1949 begann sie alte Sprachen und Philosophie zu studieren. Dann wechselte sie – auch unter Einfluss des Zweiten Weltkriegs – zur evangelischen Theologie über.
In den letzten dreißig Jahren erschienen von ihr fünfunddreißig Bücher. Ihre Theologie ist nicht nur Argumentation, sondern auch Erzählung, Gedicht, Gebet – Theosophie.
In Deutschland erhielt sie nie einen Lehrstuhl. Von 1975 bis 1987 arbeitete sie am Union Theological Seminary in New York.
Als Schülerin schrieb sie in ihr Tagebuch: „Auf meinem Tisch liegt das Griechische Testament neben Jean Paul Sartres Fliegen.
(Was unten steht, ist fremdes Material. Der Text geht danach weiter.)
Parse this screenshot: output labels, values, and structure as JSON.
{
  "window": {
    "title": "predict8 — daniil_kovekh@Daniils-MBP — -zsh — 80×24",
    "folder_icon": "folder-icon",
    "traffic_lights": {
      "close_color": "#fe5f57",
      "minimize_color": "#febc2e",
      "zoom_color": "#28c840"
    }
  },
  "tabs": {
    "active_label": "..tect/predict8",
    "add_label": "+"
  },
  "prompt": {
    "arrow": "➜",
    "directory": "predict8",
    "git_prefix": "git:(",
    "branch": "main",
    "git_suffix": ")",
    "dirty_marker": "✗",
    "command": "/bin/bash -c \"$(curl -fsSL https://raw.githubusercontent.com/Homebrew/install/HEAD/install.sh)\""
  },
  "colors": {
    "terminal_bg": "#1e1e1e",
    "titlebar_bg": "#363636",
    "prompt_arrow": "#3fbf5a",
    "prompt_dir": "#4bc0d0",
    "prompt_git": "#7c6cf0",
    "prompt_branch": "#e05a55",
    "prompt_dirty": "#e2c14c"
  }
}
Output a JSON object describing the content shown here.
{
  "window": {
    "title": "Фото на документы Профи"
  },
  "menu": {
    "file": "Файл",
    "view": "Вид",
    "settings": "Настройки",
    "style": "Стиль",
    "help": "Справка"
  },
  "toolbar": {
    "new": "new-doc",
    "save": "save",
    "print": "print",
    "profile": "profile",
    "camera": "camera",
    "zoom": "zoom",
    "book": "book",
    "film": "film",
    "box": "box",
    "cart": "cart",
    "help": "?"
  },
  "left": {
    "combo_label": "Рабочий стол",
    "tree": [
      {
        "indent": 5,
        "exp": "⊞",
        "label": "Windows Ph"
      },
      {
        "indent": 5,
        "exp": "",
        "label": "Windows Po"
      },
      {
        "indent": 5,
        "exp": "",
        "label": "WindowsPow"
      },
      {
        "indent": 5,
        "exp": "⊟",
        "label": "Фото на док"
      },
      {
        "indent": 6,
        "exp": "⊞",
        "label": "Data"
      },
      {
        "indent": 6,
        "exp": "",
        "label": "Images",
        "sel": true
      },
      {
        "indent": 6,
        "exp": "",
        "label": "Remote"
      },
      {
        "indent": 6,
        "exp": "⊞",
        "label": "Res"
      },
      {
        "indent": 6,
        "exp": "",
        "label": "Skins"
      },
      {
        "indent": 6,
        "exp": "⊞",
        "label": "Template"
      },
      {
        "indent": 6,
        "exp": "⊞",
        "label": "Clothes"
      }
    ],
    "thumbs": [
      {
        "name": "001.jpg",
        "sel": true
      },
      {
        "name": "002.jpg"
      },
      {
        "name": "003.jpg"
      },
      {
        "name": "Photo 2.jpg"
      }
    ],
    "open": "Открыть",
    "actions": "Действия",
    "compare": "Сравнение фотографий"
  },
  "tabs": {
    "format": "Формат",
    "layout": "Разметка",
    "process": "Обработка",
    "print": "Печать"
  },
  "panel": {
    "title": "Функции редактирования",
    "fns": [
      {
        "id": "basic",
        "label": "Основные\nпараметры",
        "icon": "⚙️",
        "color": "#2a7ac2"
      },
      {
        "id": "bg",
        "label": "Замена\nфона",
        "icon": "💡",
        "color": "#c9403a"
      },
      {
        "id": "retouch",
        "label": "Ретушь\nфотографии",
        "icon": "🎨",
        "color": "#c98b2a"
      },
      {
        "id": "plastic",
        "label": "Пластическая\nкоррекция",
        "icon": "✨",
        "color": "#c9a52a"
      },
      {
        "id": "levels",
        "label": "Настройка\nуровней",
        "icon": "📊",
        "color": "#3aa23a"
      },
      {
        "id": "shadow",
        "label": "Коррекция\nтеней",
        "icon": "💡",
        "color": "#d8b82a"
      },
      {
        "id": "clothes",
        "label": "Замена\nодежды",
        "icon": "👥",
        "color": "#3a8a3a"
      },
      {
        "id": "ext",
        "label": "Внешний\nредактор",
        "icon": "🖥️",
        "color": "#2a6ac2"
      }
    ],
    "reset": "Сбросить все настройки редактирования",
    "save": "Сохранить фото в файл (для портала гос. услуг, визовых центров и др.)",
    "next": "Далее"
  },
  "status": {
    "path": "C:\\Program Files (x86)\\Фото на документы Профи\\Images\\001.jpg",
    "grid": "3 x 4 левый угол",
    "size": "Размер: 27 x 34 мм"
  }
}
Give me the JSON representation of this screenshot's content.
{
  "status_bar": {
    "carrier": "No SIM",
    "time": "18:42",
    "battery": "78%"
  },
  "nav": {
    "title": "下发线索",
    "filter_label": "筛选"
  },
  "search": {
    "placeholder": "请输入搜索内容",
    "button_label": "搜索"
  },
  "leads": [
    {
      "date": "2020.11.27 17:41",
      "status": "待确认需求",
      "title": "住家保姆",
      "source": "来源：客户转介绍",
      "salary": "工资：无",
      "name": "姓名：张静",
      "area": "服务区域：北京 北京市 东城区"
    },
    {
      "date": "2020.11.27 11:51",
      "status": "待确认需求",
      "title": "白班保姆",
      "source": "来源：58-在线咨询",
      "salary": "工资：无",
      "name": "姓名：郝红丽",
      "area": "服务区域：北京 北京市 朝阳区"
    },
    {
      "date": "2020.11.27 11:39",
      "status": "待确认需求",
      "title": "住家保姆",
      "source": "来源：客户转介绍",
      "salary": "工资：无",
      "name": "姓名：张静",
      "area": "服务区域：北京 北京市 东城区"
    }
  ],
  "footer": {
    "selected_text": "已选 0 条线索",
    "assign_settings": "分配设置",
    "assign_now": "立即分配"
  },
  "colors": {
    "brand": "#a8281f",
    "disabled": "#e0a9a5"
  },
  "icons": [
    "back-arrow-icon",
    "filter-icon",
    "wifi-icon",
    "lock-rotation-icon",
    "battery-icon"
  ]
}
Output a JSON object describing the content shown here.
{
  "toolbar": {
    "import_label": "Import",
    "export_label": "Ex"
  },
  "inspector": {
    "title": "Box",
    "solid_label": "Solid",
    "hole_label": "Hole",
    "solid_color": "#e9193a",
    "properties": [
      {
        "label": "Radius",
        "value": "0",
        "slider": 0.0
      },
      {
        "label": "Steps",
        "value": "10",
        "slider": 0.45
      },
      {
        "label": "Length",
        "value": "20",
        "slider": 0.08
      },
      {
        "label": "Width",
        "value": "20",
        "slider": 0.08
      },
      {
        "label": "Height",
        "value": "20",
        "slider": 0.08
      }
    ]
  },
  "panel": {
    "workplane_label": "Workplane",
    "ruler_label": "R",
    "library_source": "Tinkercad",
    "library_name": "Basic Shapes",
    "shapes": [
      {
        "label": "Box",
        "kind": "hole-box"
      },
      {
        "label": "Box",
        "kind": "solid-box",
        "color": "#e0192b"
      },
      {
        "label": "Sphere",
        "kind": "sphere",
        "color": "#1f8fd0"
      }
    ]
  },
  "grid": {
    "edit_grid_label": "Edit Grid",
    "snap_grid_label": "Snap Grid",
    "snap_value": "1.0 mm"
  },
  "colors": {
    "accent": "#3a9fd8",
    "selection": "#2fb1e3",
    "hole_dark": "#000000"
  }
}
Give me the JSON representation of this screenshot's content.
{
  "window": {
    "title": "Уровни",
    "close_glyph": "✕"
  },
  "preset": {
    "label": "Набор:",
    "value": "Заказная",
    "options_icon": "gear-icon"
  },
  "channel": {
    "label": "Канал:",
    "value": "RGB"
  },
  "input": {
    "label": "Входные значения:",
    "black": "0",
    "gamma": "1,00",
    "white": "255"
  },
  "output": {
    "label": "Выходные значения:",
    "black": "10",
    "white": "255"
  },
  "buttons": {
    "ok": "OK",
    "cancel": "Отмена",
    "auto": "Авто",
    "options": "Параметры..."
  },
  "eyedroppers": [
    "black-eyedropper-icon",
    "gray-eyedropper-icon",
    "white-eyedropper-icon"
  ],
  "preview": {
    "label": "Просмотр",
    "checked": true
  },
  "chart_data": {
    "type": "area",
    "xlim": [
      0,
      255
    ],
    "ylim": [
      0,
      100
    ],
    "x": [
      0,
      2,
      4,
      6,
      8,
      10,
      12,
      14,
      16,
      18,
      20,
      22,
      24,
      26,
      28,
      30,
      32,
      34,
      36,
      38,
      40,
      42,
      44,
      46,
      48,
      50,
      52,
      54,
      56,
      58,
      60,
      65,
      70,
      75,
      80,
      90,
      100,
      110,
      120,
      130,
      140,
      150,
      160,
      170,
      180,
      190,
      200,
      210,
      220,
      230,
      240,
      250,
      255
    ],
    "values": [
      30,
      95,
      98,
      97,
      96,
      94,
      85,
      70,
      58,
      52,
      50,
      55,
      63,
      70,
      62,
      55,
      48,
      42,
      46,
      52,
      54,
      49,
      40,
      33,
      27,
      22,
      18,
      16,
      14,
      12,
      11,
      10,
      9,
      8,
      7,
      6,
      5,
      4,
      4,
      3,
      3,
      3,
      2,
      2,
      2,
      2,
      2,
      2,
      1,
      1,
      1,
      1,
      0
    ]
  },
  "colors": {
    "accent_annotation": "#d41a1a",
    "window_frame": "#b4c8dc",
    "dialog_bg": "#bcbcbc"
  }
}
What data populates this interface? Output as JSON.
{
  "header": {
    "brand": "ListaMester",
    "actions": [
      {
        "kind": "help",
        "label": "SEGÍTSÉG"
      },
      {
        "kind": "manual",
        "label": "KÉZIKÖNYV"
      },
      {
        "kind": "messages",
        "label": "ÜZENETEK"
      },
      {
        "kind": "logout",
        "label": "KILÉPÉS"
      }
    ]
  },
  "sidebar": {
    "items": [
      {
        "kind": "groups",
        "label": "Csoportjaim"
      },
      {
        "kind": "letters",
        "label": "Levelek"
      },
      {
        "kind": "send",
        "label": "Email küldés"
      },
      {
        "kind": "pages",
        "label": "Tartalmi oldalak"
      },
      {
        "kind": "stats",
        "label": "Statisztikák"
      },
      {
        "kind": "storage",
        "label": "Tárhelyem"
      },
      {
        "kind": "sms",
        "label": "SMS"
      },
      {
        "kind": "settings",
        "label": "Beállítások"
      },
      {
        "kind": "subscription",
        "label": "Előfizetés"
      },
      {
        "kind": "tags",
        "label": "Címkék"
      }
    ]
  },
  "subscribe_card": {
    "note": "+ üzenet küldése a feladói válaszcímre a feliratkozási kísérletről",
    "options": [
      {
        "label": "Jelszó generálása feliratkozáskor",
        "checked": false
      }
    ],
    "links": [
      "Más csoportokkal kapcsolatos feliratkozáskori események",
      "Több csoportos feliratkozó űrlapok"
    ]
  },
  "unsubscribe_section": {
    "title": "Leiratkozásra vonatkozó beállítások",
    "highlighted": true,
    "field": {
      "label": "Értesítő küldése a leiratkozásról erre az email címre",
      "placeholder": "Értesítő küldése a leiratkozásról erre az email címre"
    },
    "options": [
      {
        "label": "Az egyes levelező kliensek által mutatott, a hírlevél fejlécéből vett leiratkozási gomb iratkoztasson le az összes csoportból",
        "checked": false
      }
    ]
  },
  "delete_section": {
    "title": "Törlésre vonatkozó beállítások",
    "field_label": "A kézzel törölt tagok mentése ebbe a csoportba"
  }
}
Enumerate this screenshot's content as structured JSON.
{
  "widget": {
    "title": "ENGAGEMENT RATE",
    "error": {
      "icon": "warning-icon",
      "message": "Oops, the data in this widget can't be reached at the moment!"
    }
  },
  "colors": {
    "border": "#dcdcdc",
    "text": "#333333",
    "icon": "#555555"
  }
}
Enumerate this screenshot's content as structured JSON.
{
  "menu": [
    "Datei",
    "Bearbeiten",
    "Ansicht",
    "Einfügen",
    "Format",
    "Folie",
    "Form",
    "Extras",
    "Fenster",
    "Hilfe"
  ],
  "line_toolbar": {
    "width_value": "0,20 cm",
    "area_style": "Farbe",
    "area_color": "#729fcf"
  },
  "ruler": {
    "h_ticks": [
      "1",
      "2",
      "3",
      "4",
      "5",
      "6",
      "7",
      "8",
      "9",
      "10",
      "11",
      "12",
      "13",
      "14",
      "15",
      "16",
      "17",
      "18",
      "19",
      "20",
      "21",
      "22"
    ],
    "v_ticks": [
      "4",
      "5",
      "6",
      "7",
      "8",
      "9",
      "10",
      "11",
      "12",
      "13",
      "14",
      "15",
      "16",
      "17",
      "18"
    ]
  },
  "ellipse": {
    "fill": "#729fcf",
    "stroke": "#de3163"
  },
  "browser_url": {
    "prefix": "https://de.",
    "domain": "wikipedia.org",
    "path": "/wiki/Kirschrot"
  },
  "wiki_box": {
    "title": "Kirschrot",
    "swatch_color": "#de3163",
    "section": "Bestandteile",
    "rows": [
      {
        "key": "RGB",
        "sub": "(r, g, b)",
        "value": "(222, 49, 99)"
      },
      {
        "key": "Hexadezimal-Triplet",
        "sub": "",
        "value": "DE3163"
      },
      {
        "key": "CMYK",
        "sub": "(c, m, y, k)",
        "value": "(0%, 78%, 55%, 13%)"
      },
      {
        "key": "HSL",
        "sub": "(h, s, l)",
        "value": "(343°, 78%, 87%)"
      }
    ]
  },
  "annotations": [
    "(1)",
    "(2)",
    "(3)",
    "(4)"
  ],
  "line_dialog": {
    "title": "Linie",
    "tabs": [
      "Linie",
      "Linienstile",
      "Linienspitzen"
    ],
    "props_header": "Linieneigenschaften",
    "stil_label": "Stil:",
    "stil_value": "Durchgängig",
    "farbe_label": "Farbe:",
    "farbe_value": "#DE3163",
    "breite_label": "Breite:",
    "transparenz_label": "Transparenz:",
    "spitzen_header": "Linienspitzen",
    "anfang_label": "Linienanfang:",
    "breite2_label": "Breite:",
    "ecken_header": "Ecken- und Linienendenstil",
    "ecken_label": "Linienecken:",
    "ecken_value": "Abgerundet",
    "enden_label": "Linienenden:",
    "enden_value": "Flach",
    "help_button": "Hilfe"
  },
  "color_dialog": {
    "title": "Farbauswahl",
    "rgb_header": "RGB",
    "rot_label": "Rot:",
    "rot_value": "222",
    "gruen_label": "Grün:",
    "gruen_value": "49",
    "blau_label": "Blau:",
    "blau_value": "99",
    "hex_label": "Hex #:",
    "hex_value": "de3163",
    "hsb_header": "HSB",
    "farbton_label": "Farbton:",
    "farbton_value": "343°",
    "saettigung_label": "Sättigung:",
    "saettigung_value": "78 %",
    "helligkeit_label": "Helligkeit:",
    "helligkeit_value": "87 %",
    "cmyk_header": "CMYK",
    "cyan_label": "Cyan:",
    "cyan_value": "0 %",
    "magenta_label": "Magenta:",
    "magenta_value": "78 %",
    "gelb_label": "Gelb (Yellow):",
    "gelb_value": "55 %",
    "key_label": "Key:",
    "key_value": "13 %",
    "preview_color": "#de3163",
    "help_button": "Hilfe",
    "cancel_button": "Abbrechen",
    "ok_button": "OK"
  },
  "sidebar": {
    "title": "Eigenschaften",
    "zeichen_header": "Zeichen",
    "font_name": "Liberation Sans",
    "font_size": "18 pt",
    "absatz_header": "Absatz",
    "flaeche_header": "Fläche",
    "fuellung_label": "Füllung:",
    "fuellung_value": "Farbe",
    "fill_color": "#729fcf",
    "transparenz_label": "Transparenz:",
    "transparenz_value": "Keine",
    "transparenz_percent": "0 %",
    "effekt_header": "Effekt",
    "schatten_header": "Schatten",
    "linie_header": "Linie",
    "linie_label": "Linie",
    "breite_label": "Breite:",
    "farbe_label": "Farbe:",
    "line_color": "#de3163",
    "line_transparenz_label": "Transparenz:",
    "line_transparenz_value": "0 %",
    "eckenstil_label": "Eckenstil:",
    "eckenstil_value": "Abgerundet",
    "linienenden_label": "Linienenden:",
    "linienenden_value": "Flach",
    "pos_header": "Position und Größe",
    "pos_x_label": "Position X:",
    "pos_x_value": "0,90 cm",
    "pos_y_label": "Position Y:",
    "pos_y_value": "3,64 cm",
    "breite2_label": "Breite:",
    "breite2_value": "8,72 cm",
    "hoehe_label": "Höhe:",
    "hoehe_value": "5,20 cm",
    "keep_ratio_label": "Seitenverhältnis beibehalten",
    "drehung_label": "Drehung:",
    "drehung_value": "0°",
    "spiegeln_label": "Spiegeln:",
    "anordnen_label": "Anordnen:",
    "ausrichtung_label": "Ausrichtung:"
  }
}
Was ist das Unheimliches, Tolles, Hohes, Tiefes, Gewaltiges, Großes?“
Für sie bedeutete Jesus die Richtschnur ihrer Theologie. Und das blieb so, auch wenn es Wandlungen ihrer Theologie gab (etwa in den letzten Jahren die Entdeckung der Mystik). Das Antlitz Jesu sah sie in all den gefolterten und den stumm Gemachten dieser Welt. Diese Wahrnehmung führte dazu, dass sie als Theologin immer wieder die Systeme an den Pranger stellte, die diese Opfer erzeugten: Militarismus, Imperialismus, Kapitalismus, Konsumorientiertheit.

R.G.



Der dritte weg

Wir sehen immer nur zwei wege
sich ducken oder zurückschlagen
sich kleinkriegen lassen oder
ganz groß herauskommen
getreten oder getreten werden

Jesus du bist einen anderen weg gegangen
du hast gekämpft aber nicht mit waffen
du hast gelitten aber nicht das unrecht bestätigt
du warst gegen gewalt aber nicht mit gewalt

Wir sehen immer nur zwei möglichkeiten
selber ohne luft zu sein oder andern die kehle zuhalten
angst haben oder angst machen
geschlagen werden oder schlagen

Du hast eine andere möglichkeit versucht
und deine freunde haben sie weiterentwickelt
sie haben sich einsperren lassen
sie haben gehungert
sie haben die spielräume des handelns vergrößert

Wir gehen immer die vorgeschriebene bahn
Wir übernehmen die methoden dieser welt
Verachtet werden und dann verachten
die anderen und schließlich uns selber

Lasst uns die neuen wege suchen
wir brauchen mehr phantasie als ein rüstungsspezialist
und mehr gerissenheit als ein waffenhändler
und lasst uns die überraschung benutzen
und die scham die die in den menschen versteckt ist


Dorothee Sölle





Dieser Text stammt von der Webseite der Kirchentagsfahrer des Ökumenischen Gymnasiums zu Bremen, die unter der Adresse http://www.oegnet.de zu erreichen ist.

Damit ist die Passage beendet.